Auf die knapp gefassten, einführenden Abschnitte zu Text und Überlieferung folgt zunächst die kritische Edition des lateinischen Textes mit detaillierter Verzeichnung der Varianten, die überwiegend den unterschiedlichen Formen der Zahldarstellung Rechnung tragen und kaum von inhaltlicher Relevanz sind. Die anschließende Übersetzung ins Französische ist mit Kommentaren angereichert, die insbesondere auf das Fachvokabular und seine Entsprechung im Arabischen eingehen. Der folgende mathematische Kommentar beschreibt zunächst die hauptsächlich angewandten Lösungsmethoden des (einfachen und doppelten) falschen Ansatzes und der erwähnten regula transversa. Anschließend wird jedes einzelne der 39 Stücke unter Verwendung moderner Symbolik im Detail nachvollzogen. Zwei tabellarische Übersichten erschließen das Material systematisch nach Aufgabenstellung und Lösungsmethode. Die Bibliographie sowie ein äußerst knapp gehaltener Index beschließen den Band.
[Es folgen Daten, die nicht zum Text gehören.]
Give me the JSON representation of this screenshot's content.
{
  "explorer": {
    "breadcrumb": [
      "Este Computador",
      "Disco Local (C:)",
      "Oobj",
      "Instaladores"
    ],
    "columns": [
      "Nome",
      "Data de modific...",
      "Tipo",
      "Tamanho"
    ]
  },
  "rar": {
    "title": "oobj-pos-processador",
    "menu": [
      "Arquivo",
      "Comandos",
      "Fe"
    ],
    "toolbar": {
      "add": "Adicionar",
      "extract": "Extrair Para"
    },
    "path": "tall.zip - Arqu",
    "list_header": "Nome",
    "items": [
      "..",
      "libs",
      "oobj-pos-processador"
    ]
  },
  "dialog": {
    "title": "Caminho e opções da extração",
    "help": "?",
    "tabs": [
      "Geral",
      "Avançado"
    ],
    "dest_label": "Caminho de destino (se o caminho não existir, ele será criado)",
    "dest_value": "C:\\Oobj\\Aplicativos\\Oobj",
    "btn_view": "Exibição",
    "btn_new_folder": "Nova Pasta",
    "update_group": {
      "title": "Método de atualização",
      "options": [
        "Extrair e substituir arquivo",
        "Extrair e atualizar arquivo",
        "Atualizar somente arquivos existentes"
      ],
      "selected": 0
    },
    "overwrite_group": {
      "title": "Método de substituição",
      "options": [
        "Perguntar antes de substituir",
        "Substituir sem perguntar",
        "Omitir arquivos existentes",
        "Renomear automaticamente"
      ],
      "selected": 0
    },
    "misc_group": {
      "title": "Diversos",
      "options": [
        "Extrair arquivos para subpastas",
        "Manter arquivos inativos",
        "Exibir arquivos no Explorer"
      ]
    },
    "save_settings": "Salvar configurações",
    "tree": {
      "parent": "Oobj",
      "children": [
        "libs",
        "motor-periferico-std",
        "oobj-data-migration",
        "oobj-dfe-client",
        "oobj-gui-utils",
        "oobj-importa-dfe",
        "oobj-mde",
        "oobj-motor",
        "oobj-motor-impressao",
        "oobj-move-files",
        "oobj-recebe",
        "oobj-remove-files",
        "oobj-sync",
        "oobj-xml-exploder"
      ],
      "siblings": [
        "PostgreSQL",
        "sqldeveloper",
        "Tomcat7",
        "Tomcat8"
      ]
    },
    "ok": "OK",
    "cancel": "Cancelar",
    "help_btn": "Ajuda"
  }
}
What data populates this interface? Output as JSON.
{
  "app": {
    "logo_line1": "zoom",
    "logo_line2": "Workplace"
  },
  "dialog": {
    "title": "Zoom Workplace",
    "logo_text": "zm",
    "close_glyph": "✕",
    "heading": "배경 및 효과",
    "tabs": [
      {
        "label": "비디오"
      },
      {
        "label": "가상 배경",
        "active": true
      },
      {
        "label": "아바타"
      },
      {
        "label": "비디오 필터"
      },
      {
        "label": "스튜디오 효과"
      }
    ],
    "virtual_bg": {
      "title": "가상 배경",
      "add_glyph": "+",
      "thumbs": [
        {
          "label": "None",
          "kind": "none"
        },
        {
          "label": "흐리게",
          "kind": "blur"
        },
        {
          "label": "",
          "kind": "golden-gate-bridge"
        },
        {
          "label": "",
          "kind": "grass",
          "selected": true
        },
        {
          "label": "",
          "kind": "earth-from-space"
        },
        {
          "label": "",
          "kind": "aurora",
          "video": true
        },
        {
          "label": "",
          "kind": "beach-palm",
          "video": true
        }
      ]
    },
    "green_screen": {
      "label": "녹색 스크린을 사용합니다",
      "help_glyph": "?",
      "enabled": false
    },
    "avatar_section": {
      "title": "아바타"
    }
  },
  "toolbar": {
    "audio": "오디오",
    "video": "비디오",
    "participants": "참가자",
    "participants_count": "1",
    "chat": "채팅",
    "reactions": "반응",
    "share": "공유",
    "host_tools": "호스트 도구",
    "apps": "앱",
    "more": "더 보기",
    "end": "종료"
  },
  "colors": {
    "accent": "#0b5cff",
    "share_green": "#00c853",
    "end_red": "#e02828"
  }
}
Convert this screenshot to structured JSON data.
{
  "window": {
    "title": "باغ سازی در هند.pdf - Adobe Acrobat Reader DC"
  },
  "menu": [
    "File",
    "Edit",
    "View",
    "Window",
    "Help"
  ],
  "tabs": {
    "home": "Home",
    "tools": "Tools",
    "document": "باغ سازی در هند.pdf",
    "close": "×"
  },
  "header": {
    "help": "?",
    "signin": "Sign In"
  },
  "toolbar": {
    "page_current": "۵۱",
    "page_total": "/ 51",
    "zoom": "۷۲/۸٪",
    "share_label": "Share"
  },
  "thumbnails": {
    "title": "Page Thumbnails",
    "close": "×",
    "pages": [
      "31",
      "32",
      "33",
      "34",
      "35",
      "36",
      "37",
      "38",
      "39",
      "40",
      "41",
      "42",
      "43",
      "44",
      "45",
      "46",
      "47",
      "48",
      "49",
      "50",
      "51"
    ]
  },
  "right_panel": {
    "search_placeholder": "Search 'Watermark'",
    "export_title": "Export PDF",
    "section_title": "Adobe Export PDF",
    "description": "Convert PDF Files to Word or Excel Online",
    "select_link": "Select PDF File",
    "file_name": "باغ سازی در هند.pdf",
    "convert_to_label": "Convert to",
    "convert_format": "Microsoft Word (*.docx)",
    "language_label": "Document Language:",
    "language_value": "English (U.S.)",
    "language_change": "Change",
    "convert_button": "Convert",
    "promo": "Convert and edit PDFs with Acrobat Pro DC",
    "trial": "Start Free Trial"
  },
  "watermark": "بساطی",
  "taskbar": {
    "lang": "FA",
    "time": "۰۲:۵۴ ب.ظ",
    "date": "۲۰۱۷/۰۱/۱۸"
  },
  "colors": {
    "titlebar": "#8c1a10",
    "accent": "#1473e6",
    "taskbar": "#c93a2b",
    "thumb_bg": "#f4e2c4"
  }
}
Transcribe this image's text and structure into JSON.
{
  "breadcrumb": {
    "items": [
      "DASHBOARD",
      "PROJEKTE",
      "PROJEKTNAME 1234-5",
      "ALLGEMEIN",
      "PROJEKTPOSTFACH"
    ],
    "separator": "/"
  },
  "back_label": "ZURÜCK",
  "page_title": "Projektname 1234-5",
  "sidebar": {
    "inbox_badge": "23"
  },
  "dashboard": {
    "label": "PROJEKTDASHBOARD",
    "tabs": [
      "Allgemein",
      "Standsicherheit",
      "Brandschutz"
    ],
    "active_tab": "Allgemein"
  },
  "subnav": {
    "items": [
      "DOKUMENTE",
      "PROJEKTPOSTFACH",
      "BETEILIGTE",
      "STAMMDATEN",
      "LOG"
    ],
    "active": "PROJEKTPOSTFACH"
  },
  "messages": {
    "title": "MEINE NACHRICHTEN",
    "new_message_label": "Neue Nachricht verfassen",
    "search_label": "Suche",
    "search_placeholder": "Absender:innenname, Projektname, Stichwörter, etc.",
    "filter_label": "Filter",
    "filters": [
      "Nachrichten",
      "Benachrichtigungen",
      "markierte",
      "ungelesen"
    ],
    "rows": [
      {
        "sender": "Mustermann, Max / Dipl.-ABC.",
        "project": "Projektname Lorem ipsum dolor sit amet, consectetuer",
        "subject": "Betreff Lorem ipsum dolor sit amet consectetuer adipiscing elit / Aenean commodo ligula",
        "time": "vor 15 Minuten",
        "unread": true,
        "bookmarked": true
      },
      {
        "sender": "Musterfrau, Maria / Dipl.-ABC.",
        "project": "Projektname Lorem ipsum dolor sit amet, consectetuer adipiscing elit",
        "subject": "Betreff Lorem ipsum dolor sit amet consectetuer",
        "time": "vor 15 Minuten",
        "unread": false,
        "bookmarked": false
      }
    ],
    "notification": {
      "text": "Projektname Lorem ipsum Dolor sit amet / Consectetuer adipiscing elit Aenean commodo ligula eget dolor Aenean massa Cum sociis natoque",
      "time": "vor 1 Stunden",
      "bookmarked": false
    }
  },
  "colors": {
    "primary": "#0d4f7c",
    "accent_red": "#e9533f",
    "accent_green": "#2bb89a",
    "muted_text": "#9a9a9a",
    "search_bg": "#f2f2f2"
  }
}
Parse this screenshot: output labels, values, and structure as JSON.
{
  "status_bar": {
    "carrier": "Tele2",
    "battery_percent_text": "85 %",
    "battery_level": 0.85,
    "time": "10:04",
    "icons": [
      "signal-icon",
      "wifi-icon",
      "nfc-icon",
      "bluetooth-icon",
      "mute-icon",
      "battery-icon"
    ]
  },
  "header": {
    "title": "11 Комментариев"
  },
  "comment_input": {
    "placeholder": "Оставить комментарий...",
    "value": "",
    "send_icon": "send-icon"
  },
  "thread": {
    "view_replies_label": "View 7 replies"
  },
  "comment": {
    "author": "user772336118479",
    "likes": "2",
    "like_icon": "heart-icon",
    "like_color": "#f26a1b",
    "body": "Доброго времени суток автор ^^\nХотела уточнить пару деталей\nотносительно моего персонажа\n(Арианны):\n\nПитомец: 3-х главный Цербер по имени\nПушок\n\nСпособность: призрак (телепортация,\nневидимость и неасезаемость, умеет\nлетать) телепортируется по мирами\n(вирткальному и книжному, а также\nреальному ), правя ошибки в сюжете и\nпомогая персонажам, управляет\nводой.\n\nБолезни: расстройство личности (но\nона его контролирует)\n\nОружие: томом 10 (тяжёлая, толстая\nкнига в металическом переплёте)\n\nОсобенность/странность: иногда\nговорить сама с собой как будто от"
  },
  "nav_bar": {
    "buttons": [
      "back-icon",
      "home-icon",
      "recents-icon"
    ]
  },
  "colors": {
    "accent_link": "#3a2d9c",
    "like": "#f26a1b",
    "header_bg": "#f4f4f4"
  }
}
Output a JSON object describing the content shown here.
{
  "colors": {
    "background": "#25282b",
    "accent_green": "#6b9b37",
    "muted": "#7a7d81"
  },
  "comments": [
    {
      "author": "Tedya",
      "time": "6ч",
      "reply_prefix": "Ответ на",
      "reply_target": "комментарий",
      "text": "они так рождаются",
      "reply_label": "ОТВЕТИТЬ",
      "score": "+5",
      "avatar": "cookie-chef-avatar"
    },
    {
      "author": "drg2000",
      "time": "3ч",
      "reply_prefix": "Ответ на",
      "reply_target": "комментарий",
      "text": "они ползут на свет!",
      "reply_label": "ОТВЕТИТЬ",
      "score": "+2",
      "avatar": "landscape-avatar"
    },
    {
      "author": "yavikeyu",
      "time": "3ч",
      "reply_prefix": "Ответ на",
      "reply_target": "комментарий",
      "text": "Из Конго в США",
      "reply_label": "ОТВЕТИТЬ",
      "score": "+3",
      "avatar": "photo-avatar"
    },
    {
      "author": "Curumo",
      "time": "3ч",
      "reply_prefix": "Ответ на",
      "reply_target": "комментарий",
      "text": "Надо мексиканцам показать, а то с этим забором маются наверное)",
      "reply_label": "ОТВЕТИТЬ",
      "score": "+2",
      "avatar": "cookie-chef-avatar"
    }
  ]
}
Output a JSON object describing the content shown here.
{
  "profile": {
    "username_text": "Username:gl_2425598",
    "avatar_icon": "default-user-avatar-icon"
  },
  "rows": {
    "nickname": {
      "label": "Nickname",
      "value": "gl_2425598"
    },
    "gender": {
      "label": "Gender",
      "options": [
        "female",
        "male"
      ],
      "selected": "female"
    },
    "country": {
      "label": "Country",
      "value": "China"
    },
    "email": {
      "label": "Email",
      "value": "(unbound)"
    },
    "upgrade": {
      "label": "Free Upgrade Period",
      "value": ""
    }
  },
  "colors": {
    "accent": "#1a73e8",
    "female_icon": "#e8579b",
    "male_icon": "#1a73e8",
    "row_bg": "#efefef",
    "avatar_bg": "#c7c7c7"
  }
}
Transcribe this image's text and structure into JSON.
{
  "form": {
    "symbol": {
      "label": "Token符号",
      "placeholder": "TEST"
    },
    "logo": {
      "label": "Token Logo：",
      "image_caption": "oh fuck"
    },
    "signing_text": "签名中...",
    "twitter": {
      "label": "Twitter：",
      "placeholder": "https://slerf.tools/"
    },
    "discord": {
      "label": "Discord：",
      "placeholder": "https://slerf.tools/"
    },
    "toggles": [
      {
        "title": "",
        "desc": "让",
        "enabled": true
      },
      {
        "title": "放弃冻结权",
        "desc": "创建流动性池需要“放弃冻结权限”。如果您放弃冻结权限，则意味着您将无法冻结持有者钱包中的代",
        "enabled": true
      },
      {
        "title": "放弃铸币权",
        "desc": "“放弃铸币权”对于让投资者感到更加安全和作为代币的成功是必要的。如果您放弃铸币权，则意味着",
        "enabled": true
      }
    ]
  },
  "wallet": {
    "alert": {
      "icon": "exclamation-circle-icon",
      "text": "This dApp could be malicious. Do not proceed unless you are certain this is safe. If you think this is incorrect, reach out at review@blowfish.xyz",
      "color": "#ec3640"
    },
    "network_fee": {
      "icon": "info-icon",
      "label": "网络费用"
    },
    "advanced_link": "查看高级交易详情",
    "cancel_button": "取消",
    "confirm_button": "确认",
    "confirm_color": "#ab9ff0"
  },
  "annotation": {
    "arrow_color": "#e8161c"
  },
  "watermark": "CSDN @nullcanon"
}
Die fehlende Erschließung des Vokabulars in einem alphabetischen Verzeichnis ist vielleicht zu verschmerzen, weil die Anzahl interessanter Wörter und Begriffe überschaubar zu sein scheint. Einige Auffälligkeiten und zentrale Begrifflichkeiten seien hier zusammengestellt: Die titelgebende Junktur numeratio secundum augmentum et diminutionem »Abzählung nach Zuwachs und Minderung« beschreibt die Methode des doppelten falschen Ansatzes. Mit lanx (prima/secunda) »(erste/zweite) Waagschale« werden die beiden willkürlichen Werte in den falschen Ansätzen bezeichnet. Der Begriff census »Gut« steht für die gesuchte Größe und nicht, wie in den algebraischen Texten, für das Quadrat der Unbekannten. Das gesuchte Gut ist meist als Geldbetrag zu verstehen, wobei dragma »Drachme« als die rechnerische Einheit fungiert. Wo die algebraische Methode zum Einsatz kommt, werden die üblichen Bezeichnungen res (ignota) »(unbekanntes) Ding« für die Unbekannte und dragma für die Einheit als absolute Zahl verwendet. In den Aufgaben zu Tausch (cambitio, #29) und Wechsel (cambium, #32) ist die unklassische Wortfamilie um cambire »wechseln« und cambitor »Wechsler« zu finden, die sich im Vokabular des kaufmännischen Rechnens etablierte. In #32 geht es um zwei Goldmünzen mit unterschiedlichem Wert, melichinus und revelatus, von denen man die eine als melequinus aus dem almoravidischen Spanien (11./12. Jahrhundert) kennt. Eine direkte Übernahme aus dem Arabischen ist das Getreidemaß caficius (nicht caficium, wie 107, Anm. 40 fälschlich angegeben) in #30 und #33. Bei misura (73, Zeile 949) handelt es sich um einen Lesefehler, der von Libri übernommen wurde. Stichproben in Handschriften, die online zugänglich sind (A132vb, B67r, D405r), zeigen unstrittig mensura, wobei die Silbe men stets durch m mit Kürzungsstrich dargestellt ist.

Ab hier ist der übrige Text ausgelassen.